冬の読書2

f:id:hinoikelife:20180221224916j:plain
横溝正史・金田一シリーズを引き続き4冊読み切った。「本陣殺人事件」「獄門島」「八つ墓村」そして「悪魔の手毬唄」と続いた。他の方のブログで、金田一耕助が初めて登場する「本陣・・・」は早めに読むのがよいとあったので、再開後はじめに読んだ。確かにその後の物語と比べて、金田一耕助は饒舌で行動的で感情の起伏が豊かで若さがあふれていた。「獄門島」は、少々強引かなとも思える展開や犯罪トリックが、金田一耕助の謎解きをきいていると必然に感じられた。「八つ墓村」は裏表紙に書かれている通りシリーズ最高傑作といってよいであろう。インディージョーンズばりに洞窟内を調べてまわり、一時は命も危ぶまれる危機に直面する。宝探し的スリルと恐怖にあふれた展開は他の追随を許さない。
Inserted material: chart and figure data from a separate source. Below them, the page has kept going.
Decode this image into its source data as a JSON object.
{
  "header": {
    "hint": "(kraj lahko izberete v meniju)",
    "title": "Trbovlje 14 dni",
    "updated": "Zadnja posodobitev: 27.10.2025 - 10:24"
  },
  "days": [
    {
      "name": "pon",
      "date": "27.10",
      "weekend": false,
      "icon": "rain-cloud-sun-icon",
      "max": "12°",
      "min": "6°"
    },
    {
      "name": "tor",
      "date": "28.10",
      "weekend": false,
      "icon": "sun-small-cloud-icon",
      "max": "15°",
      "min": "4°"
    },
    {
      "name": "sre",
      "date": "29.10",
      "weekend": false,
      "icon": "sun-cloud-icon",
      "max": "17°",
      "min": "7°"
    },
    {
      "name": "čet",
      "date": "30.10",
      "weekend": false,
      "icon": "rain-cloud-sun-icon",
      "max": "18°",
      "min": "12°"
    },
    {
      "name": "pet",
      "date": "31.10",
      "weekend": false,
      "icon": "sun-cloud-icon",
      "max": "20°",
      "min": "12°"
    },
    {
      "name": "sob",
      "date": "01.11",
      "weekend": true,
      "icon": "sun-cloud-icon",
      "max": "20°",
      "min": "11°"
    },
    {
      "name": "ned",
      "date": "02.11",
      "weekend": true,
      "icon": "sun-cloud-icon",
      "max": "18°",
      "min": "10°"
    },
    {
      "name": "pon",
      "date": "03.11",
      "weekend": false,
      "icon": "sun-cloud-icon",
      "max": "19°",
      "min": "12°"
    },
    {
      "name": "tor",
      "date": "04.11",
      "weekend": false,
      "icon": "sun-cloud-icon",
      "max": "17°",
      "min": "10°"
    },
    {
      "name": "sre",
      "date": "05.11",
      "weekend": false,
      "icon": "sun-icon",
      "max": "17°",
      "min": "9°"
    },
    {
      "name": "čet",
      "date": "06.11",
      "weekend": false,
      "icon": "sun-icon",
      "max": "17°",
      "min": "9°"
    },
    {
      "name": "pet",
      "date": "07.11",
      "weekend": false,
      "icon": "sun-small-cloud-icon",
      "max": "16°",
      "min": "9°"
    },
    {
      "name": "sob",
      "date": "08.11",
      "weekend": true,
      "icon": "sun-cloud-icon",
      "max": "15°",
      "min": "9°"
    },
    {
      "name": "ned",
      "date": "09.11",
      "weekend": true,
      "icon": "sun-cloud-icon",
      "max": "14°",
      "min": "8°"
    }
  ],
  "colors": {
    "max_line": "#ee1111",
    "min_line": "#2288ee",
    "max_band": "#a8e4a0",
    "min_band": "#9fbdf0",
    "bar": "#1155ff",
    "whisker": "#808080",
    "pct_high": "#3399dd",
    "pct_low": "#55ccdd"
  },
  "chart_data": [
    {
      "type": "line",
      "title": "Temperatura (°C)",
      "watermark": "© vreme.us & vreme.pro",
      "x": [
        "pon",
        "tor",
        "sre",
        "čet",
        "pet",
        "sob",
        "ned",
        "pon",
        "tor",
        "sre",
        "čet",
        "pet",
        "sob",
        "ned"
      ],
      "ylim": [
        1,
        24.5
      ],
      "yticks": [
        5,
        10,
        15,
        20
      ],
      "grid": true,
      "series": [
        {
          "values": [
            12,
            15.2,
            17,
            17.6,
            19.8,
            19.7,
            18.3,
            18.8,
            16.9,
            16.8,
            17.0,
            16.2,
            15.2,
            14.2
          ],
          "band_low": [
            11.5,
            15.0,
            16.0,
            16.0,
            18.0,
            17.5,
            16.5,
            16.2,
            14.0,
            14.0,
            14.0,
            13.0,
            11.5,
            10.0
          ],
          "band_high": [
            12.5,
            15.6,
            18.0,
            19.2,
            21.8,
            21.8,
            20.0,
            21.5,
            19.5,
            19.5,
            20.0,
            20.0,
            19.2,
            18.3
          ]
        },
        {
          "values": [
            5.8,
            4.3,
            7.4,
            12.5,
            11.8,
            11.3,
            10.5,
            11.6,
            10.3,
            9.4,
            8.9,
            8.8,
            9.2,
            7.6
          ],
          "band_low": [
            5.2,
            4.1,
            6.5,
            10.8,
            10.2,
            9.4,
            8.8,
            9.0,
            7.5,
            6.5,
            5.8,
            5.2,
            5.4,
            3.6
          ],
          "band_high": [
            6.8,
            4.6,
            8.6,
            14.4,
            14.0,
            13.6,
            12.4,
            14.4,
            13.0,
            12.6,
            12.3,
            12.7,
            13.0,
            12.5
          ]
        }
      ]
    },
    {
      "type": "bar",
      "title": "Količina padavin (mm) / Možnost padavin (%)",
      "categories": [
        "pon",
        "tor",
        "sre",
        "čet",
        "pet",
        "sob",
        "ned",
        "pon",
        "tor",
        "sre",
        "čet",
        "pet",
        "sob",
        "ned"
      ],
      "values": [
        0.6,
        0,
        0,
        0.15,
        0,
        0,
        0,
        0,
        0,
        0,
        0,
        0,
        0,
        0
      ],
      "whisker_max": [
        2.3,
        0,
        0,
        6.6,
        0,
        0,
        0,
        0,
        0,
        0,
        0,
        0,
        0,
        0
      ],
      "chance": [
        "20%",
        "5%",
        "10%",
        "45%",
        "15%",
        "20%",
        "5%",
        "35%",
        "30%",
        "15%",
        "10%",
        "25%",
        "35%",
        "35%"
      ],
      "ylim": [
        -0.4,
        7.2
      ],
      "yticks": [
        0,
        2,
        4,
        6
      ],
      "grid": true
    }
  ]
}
そして最後に「悪魔の手毬唄」を読んだ。個人的にはこれが最高であった。ほとんど犯人像を描くことができないまま淡々と進むストーリー。終盤に至ってようやくプロローグが活きてくる展開。おどろおどろしい物語をそうと感じさせない、シリーズの他の作品とは少し違った客観的表現。エピローグでシリーズに一貫したヒューマニズムがより強調されているのも気に入った理由の一つである。